Well lets see what happens. and whatever it will be it will be one day at a time, one hour at a time, probably one tweet at a time. The future has never been so unknown.
Are there at least past patterns we can look to to give us some semblance of a path forward?
What about in music? In the history of popular music the seventh year of the decade seems to be a game changer.
We just went through 2017 so what changed? What will we look back on as the aha! moment?
I would suggest the most remarkable thing in '17 for us in the D-Rock is the Durham diaspora and its success. On a club level there has been a gelling around the popular rock and punk sound which works so well here but there have been many from the D-Rock trying new things, new sounds, albeit it making that music elsewhere; Toronto, Montreal, Ottawa, Nashville among them.
Some of the music makers are Daniel Caesar, Dizzy, Mappe Of, Timber Timbre, Rory Taillon, Annie Sumi, Lennon & Maisy, Linda Ortega, Meghan Patrick, Strumbellas and Jaunt, - its been a good year for them. Its been a huge year for Meghan and Caesar.
We do have some cool new bands based in the area, Crown Lands, Lush Buffalo, Tijuana Jesus and shout-out to the Cameron Brown/ Blaster/ Mary + Adelaide crew. I'm loving The Buttercups too.
The music is being made but where do we hear it on a local level? Are we just disconnected from it all? Is the music being made in basements and uploaded online? Is there, like in many other things, an insularity, a fragmentation? Are we locked in to our channels so deeply we miss out on the content of the others, and I make it my business to cross channels but well, there are so many now, almost 7 billion. Who can cover them all?
In 2018 I think those of us who dwell mainly in the non-digital side of this new world, those of us in newspapers, municipalities, art galleries, bars, restaurants, I think what we can do is to provide opportunities for those music makers to connect.
We draw them out of the basement, off the online and introduce them all to them all. Connection, collaboration, creativity is the fuel for the new economy and artists will be the basis of the new economy. The artists need to know each other and we need them.
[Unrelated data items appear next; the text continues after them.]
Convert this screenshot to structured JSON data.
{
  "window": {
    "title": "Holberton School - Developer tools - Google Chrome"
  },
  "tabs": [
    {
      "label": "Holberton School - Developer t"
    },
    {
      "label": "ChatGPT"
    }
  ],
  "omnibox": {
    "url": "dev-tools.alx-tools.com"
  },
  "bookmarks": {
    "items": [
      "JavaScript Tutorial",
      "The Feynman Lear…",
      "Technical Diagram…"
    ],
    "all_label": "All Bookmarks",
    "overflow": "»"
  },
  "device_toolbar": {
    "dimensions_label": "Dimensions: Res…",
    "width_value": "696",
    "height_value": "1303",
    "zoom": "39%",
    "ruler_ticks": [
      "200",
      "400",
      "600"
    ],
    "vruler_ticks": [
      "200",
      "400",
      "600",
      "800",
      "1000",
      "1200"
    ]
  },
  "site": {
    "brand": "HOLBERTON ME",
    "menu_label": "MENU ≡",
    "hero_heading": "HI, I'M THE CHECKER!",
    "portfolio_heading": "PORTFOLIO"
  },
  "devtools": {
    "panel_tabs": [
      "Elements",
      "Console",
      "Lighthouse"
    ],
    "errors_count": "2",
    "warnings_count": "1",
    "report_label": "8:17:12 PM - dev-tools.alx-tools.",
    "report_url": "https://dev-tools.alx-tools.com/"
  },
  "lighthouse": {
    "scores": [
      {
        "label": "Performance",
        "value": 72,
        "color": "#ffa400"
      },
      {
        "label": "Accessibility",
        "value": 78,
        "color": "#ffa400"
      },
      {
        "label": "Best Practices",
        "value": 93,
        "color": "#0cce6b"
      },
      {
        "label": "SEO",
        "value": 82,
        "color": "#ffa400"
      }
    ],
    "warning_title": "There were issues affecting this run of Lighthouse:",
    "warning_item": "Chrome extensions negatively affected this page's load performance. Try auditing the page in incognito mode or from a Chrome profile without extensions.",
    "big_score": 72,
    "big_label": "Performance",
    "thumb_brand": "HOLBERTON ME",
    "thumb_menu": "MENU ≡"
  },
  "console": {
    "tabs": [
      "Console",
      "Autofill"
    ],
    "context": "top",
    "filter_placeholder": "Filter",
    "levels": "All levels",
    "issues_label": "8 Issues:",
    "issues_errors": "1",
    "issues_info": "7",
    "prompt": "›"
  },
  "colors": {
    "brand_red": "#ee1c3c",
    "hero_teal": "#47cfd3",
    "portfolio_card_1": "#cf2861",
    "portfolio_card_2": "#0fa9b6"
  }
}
It may be that in 2017 what we call the D-Rock scene, like every other "scene" at this time, became so fragmented it dissolved into the online stream and there is nothing to point to and say this is us anymore.
And it may be in 2018 we will begin to gather up the very bare base elements of what makes a "scene", a "culture" and create a something completely new, something we have never heard or seen before, a new culture fired by the fuel of connectivity, and one built not one one tweet at a time, but one handshake at a time. In 2018 lets meet more.